I looked at her curiously, surprised by the intensity of her response. She was shadows and wide eyes, the portrait of a cornered animal. Her lips were pursed. Her skin looked like it had always been light, a stark contrast to midnight eyes, but she seemed to pale further.

“Sorry to say, we’re running low on options,” I said. “What, you don’t like rich people?”

“I don’t like men.”

“Men aren’t for liking, Ella.”

“What are they for, then? Fucking?” Her lip curled. “For money?”

“At least I provide a service when I take their money.”

She scowled as she stared straight ahead: the silent treatment. I really was getting a crash course in parenting a teenager today. Maybe I’d pick up a few tips to share with Allie for down the road. Once I got out of this mess—if I got out of this.

I squinted at the shiny freestanding number pad as if I could solve its puzzle. The green talk light blinked mildly, but idling outside the gate seemed a poor place to beg Philip’s pardon.

On impulse I typed in my old code. It shouldn’t have worked. But it did, in a strange but convenient lapse in Philip’s security. Surely he would have cut off my access the day he’d found out I betrayed him. He was meticulous in his paranoia. Had he expected me to come back? I almost would have suspected a trap if this had happened sooner. But now, months later, there was no expectancy, only relief.

I pulled into the circular drive and stopped. The engine popped, cooling down. I toyed with the hem of my dress, come loose at some point in the evening, the silky fabric unraveling.

“You seem nervous,” Ella said.

I was nervous, so I kept my mouth shut.

“I mean, why wouldn’t you come here first—a loaded guy like this in your address book?” She swallowed audibly. “Unless he’s really bad.”

Philip was bad, in his own way, but not like she thought. No matter how angry he was at me, he wouldn’t hurt her. I was almost sure. “He’s my friend. It’s just that… Well, he might be upset with me.”

“What’d you do?”

“I sold him out.” I let out a breath. “Almost got him killed.”

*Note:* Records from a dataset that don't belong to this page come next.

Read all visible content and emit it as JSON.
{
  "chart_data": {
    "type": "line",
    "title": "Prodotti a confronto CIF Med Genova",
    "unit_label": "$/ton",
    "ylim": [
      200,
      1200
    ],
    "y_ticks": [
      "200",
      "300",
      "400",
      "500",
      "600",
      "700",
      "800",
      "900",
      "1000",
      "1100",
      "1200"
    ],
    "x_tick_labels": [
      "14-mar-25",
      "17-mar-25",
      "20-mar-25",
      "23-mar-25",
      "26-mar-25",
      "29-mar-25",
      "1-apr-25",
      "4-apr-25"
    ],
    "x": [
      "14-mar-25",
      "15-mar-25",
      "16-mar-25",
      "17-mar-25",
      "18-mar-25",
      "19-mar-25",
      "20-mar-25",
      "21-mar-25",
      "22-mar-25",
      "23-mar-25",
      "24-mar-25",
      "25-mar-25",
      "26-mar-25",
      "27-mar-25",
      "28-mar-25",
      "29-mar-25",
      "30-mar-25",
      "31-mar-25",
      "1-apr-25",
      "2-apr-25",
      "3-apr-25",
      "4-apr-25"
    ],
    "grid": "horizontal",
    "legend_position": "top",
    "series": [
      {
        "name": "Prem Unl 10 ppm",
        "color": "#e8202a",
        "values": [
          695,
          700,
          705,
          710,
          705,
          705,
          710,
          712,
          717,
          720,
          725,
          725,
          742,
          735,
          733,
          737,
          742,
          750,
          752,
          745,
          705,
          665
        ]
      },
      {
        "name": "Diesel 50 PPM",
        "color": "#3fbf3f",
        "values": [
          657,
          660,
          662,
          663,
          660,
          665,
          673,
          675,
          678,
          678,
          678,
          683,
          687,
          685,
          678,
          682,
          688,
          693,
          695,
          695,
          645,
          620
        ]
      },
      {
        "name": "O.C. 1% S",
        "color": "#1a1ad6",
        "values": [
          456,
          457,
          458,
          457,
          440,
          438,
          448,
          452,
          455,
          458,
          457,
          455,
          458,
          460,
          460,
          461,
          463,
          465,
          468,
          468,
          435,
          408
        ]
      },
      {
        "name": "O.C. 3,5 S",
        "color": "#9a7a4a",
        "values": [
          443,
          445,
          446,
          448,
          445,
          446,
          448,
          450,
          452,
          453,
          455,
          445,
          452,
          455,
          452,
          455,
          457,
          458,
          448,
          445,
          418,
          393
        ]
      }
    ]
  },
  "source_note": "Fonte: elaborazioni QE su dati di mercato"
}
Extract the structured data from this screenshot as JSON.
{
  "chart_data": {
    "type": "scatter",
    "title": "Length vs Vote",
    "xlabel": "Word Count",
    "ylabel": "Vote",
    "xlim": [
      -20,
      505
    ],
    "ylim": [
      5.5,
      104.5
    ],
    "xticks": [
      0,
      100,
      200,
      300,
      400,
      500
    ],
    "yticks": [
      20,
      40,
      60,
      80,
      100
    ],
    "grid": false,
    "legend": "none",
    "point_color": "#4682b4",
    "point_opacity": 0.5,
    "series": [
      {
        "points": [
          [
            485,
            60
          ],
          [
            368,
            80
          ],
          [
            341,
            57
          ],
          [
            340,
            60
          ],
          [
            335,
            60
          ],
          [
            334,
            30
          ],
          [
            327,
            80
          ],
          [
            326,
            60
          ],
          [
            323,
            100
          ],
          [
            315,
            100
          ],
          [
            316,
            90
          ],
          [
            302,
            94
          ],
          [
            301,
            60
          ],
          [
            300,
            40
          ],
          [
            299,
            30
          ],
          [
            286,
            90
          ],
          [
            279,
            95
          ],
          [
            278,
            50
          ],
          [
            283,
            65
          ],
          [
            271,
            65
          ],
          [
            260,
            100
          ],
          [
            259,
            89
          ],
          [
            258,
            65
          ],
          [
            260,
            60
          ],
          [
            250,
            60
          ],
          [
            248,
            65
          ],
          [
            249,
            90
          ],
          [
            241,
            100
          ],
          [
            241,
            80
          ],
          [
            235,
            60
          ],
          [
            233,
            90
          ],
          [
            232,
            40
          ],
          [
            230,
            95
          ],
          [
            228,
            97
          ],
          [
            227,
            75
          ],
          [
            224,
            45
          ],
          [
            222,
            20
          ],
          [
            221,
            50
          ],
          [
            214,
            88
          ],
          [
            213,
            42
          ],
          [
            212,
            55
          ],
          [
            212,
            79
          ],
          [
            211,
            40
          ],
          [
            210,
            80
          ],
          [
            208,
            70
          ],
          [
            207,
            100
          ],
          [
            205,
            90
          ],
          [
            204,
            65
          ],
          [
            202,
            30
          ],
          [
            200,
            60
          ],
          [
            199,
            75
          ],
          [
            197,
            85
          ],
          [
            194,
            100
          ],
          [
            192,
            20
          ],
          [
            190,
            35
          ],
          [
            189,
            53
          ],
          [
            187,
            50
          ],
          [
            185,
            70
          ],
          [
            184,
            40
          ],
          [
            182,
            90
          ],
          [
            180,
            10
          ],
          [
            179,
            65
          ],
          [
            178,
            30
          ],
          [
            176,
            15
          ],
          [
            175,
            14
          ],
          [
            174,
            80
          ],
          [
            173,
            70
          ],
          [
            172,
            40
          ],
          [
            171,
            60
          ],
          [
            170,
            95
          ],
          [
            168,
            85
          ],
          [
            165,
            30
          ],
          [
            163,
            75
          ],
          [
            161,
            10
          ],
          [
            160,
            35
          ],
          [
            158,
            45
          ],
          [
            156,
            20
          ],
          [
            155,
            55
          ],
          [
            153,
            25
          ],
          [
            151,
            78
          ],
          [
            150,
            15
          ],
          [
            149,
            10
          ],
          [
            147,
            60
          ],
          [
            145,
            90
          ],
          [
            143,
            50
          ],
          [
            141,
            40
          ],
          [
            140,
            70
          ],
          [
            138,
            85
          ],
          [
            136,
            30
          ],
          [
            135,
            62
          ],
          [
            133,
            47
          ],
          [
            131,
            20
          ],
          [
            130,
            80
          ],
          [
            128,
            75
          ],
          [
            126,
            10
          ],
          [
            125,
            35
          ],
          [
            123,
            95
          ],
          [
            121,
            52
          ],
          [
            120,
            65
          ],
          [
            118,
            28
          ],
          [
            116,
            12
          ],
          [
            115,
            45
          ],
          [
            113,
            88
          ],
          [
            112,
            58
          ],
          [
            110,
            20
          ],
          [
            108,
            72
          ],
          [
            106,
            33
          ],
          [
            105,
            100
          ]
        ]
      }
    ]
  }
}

“Oh.” Even sarcasm seemed to have deserted Ella under the weight of just how desperate we were. She crossed her hands over her chest in a protective gesture.

I had sold Philip out to Luke as an informant, and just earlier tonight, Luke had sold me out. Irony was the madam of life: I could resent the situation she’d forced me into, but deep down, I knew I deserved to be there.

The gate code wasn’t an oversight, I realized as the front door opened to reveal an annoyed Adrian Scott. He was Philip’s butler, on paper, though his true role also encompassed security guard, resident techie, and, I suspected, confessional. Adrian manned all the fancy monitoring equipment; he would have seen us through the cameras. We were only here because he’d allowed us to be. Adrian looked me up and down, his face impassive but his eyes turbulent.

“Philip’s not here.”

Panic crept into my lungs, drowning out his next words. Of course Philip was a busy man, but I’d been so focused on our total lack of options and how I would beg him for forgiveness that it hadn’t even occurred to me that he wouldn’t be here. Where would we go? We might as well head straight for Henri and throw ourselves at his Italian leather-clad feet. At least he’d be amused while he dumped our bodies.